With Kendrys Morales having departed for Toronto, the Royals have a void at designated hitter. The team has discussed rotation the position among regulars to rest them, but that option would almost certainly downgrade the offense. If the club is willing to spend money, however, the market is saturated with many designated hitter options. One of the better fits on the market may be Matt Holliday.
Holliday, who turns 37 in January, has had an illustrious career with the Rockies, Athletics, and Cardinals. He is a lifetime .303/.382/.515 hitter with 295 career home runs in 13 seasons. The seven-time All-Star is perennial threat for 20-25 home runs, and has a career walk rate of 9.9%. Last year was the tenth time in his career he has reached the 20-home run mark.
The Oklahoma native has seen his OPS decline in each of the last four seasons, and has missed significant portions of each of the last two seasons. The right-handed hitter suffered a quad strain in 2015 that limited him to just 73 games with a career-low four home runs. He bounced back to play 110 games last year, but missed six weeks with a broken thumb. He had a career low in batting average and OPS, but his line of .246/.322/.461 was still 7% better than league-average, according to OPS+.

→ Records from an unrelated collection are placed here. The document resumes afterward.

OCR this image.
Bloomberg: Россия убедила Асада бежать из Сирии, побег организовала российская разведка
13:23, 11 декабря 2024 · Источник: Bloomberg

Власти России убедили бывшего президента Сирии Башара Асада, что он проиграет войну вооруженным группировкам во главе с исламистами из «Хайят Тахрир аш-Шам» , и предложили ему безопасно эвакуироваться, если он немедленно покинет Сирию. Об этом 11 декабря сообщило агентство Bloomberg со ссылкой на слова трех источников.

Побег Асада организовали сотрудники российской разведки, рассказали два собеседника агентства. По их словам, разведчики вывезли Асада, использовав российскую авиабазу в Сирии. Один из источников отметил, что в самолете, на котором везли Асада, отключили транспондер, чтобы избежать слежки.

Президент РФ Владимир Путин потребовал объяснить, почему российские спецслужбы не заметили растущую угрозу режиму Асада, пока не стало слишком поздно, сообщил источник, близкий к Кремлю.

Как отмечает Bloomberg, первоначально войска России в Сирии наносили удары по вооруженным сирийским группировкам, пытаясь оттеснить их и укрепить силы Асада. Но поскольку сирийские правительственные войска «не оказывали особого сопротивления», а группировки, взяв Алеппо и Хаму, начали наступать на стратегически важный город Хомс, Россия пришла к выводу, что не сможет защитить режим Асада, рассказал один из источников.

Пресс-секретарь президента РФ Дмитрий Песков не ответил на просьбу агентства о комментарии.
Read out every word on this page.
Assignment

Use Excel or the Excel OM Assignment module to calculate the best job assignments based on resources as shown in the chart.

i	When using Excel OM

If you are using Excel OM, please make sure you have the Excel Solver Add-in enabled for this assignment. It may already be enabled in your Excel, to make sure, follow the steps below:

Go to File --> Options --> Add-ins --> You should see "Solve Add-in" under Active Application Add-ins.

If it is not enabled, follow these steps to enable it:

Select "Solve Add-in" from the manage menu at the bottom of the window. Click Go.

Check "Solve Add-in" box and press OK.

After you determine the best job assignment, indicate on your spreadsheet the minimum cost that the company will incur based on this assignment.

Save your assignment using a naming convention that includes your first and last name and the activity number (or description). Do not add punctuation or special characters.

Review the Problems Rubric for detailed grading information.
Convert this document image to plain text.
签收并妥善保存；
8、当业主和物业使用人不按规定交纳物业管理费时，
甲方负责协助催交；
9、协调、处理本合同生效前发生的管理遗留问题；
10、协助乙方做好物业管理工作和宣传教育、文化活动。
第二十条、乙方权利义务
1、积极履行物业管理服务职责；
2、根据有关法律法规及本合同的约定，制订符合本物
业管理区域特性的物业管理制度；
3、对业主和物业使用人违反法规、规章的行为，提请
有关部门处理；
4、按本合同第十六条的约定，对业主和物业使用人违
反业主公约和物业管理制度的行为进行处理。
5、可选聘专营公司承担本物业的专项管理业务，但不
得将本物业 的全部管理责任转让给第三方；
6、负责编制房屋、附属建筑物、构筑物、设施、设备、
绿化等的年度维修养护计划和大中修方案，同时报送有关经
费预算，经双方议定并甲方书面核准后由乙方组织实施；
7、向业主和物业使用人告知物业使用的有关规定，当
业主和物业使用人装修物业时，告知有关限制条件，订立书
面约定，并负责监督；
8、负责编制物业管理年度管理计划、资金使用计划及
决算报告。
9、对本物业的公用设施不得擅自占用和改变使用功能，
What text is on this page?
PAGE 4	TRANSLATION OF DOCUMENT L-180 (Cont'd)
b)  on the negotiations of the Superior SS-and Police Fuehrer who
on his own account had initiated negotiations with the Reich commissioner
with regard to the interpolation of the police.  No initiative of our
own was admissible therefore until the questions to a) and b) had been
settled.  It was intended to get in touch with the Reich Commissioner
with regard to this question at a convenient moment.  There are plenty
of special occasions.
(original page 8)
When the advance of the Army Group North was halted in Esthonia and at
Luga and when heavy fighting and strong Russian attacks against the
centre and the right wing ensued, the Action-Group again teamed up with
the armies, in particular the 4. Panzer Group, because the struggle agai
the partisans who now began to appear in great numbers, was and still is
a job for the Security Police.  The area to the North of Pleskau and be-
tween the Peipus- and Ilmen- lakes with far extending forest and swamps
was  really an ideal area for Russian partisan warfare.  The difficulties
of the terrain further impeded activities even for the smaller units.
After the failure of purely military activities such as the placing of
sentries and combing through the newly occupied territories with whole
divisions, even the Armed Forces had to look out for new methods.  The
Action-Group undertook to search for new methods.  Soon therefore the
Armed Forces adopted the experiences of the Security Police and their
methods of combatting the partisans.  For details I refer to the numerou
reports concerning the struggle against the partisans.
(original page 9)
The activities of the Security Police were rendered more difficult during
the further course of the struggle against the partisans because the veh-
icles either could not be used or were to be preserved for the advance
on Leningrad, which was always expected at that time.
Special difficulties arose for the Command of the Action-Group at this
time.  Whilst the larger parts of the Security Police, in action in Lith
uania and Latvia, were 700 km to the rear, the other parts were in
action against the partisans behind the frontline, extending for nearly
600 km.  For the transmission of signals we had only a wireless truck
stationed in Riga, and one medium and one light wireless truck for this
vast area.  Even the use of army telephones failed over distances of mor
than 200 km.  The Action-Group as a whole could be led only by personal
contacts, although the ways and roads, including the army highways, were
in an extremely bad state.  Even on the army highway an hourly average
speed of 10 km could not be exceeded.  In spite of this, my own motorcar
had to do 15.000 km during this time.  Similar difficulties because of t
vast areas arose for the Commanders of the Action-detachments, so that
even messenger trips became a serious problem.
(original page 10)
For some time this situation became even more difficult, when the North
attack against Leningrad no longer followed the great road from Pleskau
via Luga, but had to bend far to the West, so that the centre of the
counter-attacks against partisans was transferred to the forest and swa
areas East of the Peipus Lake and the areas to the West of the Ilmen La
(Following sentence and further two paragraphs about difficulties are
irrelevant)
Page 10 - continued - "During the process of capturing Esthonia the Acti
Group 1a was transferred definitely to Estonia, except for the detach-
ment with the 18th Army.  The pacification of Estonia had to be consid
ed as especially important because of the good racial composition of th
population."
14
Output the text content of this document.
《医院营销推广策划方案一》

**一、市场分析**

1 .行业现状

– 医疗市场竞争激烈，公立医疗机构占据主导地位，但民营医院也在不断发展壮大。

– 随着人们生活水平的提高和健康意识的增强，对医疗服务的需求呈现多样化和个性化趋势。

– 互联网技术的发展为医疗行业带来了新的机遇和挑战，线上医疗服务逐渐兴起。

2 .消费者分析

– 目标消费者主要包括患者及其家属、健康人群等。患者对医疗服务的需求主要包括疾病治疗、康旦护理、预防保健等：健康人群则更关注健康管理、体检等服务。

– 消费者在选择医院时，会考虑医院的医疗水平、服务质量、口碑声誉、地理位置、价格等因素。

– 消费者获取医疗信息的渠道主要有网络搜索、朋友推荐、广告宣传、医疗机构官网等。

Holliday’s poor batting average could be explained by an unusually low batting average on balls in play (BABIP) of .253. Last July, Eno Sarris at Fangraphs noted that based on his exit velocity and angle, Holliday should be expected to hit for a much higher average. He did hit better after that point, although he was limited to just 97 plate appearances in the second half due to his thumb injury.
At Fangraphs, Jeff Zimmerman noted Holliday’s significant decline in contact rate and pull rate in 2015 and identified him as someone who could potentially be in decline. However, his contact rate and pull rate improved significantly last year, and he posted his best ISO and home run-to-flyball rate since 2011. Most likely his decline in 2015 was due to his quad injury.
Still capable of playing outfield, Holliday may be more attractive than other designated hitter options who are more defensively-limited. Holliday is a well-below average defender in left field, but could probably fill in on occasion to give Gordon a rest against tough lefties. Holliday, however, has no experience in right field and has only played a handful of games at first base.
Holliday is noted as a terrific teammate and clubhouse leader. With his age and recent injury past, he would likely take a one- or two-year contract worth around $10-12 million per year. The Yankees are already said to be interested, and Holliday will draw interest from other American League clubs looking for a veteran bat, and perhaps even a few National League clubs as well. If the Royals increase payroll to make one more run at a championship in 2017, a contract for Holliday should be very doable. However, if they truly are cutting back on payroll, it seems unlikely they could fit his salary into their budget.